Nigel Lawson and climate sceptics
There are a wide range of “sceptics” ranging from people who don’t believe that the world has a problem with rising temperatures, plastic pollution, food, water, energy shortages and others who accept there is a problem but money would still be better targeted on other areas.
from wikipedia
On 23 November 2009, Lawson became chairman of a new think tank, The Global Warming Policy Foundation (GWPF),[12][65] a registered education charity,[66] involved in promoting climate change denial.[57]
In 2011, Bob Ward of the Grantham Research Institute said that the GWPF was "spreading errors" and "the 'facts'" Lawson "repeats are demonstrably inaccurate".[67] Ward also criticised Lawson for repeating in a 2010 BBC radio debate that Antarctic ice volumes were unchanged even after his error was highlighted by his opponent, Professor Kevin Anderson.[67] Ward said that Lawson provided no evidence to back his claim which is contrary to satellite measurements, and Lawson similarly incorrectly implied that the correlation between CO2 and sea levels was uncertain as well as that sea levels were rising more slowly since 1950 than before it.[67]

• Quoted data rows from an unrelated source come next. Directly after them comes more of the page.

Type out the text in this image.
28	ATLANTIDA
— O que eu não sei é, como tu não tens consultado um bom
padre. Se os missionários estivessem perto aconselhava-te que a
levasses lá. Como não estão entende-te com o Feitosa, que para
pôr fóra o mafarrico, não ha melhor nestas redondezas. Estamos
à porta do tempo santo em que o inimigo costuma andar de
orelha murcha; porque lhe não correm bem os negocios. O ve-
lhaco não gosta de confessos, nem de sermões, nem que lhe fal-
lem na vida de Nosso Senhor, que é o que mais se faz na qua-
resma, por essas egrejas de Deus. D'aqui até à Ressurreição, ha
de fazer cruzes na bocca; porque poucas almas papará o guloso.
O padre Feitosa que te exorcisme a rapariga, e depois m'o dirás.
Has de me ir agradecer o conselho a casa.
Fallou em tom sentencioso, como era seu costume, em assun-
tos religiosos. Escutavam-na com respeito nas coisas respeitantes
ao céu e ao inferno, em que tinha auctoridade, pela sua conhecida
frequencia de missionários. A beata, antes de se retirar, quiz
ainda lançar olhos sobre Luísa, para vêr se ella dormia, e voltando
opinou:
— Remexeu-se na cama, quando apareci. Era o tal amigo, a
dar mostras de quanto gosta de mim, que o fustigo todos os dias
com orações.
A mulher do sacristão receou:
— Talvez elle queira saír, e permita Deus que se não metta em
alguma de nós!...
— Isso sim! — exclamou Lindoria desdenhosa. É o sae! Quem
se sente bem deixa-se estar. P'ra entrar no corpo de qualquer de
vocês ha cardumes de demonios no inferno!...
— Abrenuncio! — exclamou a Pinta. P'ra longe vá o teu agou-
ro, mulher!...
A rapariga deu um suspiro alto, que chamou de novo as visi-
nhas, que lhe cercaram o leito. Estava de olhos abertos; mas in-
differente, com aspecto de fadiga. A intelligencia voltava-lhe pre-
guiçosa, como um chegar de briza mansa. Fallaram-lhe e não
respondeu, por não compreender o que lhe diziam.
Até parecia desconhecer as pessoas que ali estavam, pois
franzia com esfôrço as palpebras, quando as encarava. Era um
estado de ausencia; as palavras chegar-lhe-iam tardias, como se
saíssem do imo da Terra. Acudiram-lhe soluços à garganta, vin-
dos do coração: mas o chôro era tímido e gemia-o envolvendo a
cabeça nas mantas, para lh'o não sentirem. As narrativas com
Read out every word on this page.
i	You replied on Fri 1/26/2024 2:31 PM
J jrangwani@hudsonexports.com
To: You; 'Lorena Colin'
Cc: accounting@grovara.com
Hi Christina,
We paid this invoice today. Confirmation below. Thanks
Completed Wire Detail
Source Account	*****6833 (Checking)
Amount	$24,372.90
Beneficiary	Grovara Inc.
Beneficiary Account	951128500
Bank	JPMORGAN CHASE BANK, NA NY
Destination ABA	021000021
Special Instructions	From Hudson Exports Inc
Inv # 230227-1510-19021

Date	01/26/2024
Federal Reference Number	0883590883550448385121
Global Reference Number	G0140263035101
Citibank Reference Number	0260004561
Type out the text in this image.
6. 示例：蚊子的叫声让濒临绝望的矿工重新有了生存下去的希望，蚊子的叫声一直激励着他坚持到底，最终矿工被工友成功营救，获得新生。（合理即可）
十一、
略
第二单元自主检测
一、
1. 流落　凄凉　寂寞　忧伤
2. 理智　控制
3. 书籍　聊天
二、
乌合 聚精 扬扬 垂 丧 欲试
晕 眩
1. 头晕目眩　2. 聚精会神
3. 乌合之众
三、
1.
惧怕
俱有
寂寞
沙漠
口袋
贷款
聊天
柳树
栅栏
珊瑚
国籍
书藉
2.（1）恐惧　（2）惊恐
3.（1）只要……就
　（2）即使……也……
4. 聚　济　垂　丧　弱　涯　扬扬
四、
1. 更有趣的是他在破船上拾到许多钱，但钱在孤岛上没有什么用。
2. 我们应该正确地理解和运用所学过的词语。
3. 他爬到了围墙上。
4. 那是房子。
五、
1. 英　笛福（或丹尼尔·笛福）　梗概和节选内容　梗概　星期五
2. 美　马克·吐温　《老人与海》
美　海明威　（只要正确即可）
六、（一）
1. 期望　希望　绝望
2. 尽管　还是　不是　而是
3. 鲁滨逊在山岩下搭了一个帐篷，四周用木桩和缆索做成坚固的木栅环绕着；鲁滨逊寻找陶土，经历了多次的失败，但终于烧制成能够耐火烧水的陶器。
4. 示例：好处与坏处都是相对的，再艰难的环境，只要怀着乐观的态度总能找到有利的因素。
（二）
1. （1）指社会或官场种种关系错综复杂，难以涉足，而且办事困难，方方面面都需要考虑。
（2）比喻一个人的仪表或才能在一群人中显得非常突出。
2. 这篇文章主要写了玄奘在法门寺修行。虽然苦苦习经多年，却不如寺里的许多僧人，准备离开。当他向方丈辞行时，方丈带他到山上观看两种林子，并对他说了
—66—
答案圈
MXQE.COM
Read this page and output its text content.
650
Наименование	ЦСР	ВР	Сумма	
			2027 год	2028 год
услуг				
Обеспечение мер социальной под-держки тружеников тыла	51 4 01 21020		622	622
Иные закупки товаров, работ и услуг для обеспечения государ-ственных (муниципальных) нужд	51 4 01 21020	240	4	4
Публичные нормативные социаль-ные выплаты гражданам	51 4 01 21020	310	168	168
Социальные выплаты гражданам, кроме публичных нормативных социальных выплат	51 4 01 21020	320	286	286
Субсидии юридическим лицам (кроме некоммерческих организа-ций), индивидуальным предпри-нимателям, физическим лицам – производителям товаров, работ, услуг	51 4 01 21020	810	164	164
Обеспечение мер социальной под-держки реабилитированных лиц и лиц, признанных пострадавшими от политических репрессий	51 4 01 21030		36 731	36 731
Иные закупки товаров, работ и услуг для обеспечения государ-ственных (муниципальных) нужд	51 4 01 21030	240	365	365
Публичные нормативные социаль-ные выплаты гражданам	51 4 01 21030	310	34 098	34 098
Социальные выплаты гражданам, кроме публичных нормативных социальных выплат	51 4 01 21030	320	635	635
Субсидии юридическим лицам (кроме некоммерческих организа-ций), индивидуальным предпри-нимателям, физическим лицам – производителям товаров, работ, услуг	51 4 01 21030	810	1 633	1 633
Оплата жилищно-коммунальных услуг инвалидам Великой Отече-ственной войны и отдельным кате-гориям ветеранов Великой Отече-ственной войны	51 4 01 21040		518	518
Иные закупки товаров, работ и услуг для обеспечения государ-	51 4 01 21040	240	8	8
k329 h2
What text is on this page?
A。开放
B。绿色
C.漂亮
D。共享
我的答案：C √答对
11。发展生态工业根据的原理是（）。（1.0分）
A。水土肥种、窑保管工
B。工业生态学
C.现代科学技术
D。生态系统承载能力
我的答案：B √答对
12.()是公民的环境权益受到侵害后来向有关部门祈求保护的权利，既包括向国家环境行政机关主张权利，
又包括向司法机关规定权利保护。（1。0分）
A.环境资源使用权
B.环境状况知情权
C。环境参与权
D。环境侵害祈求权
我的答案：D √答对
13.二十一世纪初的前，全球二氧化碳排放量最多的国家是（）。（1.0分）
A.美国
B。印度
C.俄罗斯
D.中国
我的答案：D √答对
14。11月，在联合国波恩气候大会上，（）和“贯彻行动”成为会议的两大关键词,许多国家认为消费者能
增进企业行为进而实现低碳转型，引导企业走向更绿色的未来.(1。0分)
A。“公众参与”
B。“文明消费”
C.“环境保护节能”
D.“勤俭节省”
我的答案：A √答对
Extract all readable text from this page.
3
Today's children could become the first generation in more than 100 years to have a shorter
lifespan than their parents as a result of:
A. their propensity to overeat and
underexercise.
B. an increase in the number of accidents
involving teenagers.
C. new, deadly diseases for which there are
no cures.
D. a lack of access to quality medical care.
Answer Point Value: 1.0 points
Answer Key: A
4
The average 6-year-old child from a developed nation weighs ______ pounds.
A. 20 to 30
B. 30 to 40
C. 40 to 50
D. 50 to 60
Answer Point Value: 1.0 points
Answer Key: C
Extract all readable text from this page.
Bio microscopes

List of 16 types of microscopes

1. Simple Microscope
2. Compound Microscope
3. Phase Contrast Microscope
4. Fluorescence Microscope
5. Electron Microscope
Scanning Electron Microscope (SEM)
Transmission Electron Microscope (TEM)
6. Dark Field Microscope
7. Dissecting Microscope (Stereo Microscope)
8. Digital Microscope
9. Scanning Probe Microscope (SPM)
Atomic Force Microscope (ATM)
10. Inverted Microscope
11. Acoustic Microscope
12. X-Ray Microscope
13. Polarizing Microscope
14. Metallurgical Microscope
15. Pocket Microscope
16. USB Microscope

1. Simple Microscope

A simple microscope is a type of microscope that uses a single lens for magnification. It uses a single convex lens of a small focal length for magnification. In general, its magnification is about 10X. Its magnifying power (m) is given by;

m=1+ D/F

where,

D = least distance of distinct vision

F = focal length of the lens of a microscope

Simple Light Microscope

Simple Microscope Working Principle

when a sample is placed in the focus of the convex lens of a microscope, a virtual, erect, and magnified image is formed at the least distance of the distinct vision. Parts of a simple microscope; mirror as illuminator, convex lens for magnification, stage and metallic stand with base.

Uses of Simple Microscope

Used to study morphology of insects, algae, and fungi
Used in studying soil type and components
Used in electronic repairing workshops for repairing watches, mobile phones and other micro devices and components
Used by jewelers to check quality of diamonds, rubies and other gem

The Charity Commission requires that statements by campaigning charities "must be factually accurate and have a legitimate evidence base". They reviewed the GWPF, which was subsequently split with its campaigning arm and renamed the Global Warming Policy Forum without charitable status, while the charitable section retained the original title.[67] Lawson's son, Dominic Lawson, is also a climate change denier, taking a similar viewpoint as his father in his columns in the Independent on Sunday.[68][69]
In a BBC Radio interview in August 2017, Lawson claimed that "official figures" showed "average world temperature has slightly declined" over the preceding decade and that experts in the IPCC found no increase in extreme weather events. In a follow-up programme on the BBC's presentation of these claims, Peter A. Stott of the Met Office said Lawson was wrong on both points.[70]